First of all, thank you very much for asking a question on AlterHeros. I apologize for the delay it took to answer you. Your question is indeed a confusing subject for most people. I think you’ve started handling your questions quite well by seeking out counseling and exploring relationships and your appearance and dress.
If you do not believe that your gender “confusion” is a phase as you have been told, then you have a few options. If you feel that you want to talk to someone to help you figure out your feelings (gender and sexuality and anything else that relates) then I would recommend finding a therapist who has experience working with clients who are transgender. If you have any desire to “do something” about your gender (for example, transitioning – taking hormones, having surgery, etc), then you probably should also talk to a therapist or psychiatrist. If you feel that you have a firm grasp of your identity, and you do not need to talk to a professional about it, that’s up to you too. You might also want to find youth your age to talk to as sometimes this is more comfortable than talking to a professional. You can either seek out youth groups for LGBTQ+ youth where you live, or find groups online if you wish to remain more anonymous. Additionally, there are a number of books you could read on the topic of (trans)gender. If you live in a city, go to your library and start looking for books. Doing research (be it online or in books) might help you figure things out, or at least start to, and help you feel more confident with your identity.
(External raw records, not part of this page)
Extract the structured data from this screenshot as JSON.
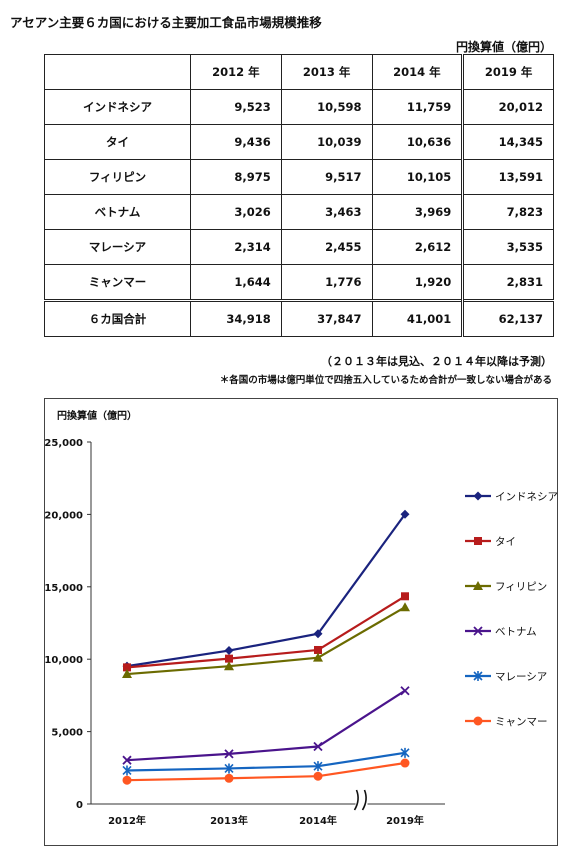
{
  "page": {
    "title": "アセアン主要６カ国における主要加工食品市場規模推移",
    "unit": "円換算値（億円）",
    "note_forecast": "（２０１３年は見込、２０１４年以降は予測）",
    "note_rounding": "＊各国の市場は億円単位で四捨五入しているため合計が一致しない場合がある"
  },
  "table": {
    "headers": [
      "",
      "2012 年",
      "2013 年",
      "2014 年",
      "2019 年"
    ],
    "rows": [
      {
        "name": "インドネシア",
        "values": [
          "9,523",
          "10,598",
          "11,759",
          "20,012"
        ]
      },
      {
        "name": "タイ",
        "values": [
          "9,436",
          "10,039",
          "10,636",
          "14,345"
        ]
      },
      {
        "name": "フィリピン",
        "values": [
          "8,975",
          "9,517",
          "10,105",
          "13,591"
        ]
      },
      {
        "name": "ベトナム",
        "values": [
          "3,026",
          "3,463",
          "3,969",
          "7,823"
        ]
      },
      {
        "name": "マレーシア",
        "values": [
          "2,314",
          "2,455",
          "2,612",
          "3,535"
        ]
      },
      {
        "name": "ミャンマー",
        "values": [
          "1,644",
          "1,776",
          "1,920",
          "2,831"
        ]
      }
    ],
    "total": {
      "name": "６カ国合計",
      "values": [
        "34,918",
        "37,847",
        "41,001",
        "62,137"
      ]
    }
  },
  "chart_data": {
    "type": "line",
    "ylabel": "円換算値（億円）",
    "categories": [
      "2012年",
      "2013年",
      "2014年",
      "2019年"
    ],
    "ylim": [
      0,
      25000
    ],
    "yticks": [
      0,
      5000,
      10000,
      15000,
      20000,
      25000
    ],
    "ytick_labels": [
      "0",
      "5,000",
      "10,000",
      "15,000",
      "20,000",
      "25,000"
    ],
    "axis_break_between": [
      "2014年",
      "2019年"
    ],
    "legend_position": "right",
    "series": [
      {
        "name": "インドネシア",
        "color": "#1a237e",
        "marker": "diamond",
        "values": [
          9523,
          10598,
          11759,
          20012
        ]
      },
      {
        "name": "タイ",
        "color": "#b71c1c",
        "marker": "square",
        "values": [
          9436,
          10039,
          10636,
          14345
        ]
      },
      {
        "name": "フィリピン",
        "color": "#6b6b00",
        "marker": "triangle",
        "values": [
          8975,
          9517,
          10105,
          13591
        ]
      },
      {
        "name": "ベトナム",
        "color": "#4a148c",
        "marker": "x",
        "values": [
          3026,
          3463,
          3969,
          7823
        ]
      },
      {
        "name": "マレーシア",
        "color": "#1565c0",
        "marker": "star",
        "values": [
          2314,
          2455,
          2612,
          3535
        ]
      },
      {
        "name": "ミャンマー",
        "color": "#ff5722",
        "marker": "circle",
        "values": [
          1644,
          1776,
          1920,
          2831
        ]
      }
    ]
  }
}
Then, if you go back to a therapist after doing research, and feeling more confident about how you see your identity and gender, they might be more inclined to agree that it’s not a phase. Actually, I recommand that you find a specialist who’s familiar with gender topics since they’ll have the right tools to support you and will have a better understanding of your reality.
As for telling your parents, that is up to you. Some things you need to consider are extreme reactions: if your parents react so negatively that they kick you out, will you be able to support yourself? If the answer is “no,” you might want to wait on telling them. On the other hand, if you know that your parents have friends who are LGBTQ+, or have made comments showing support of LGBTQ+ issues in the news, you might choose to tell them. Again, the decision is yours and I (nor anyone else) can tell you what to do.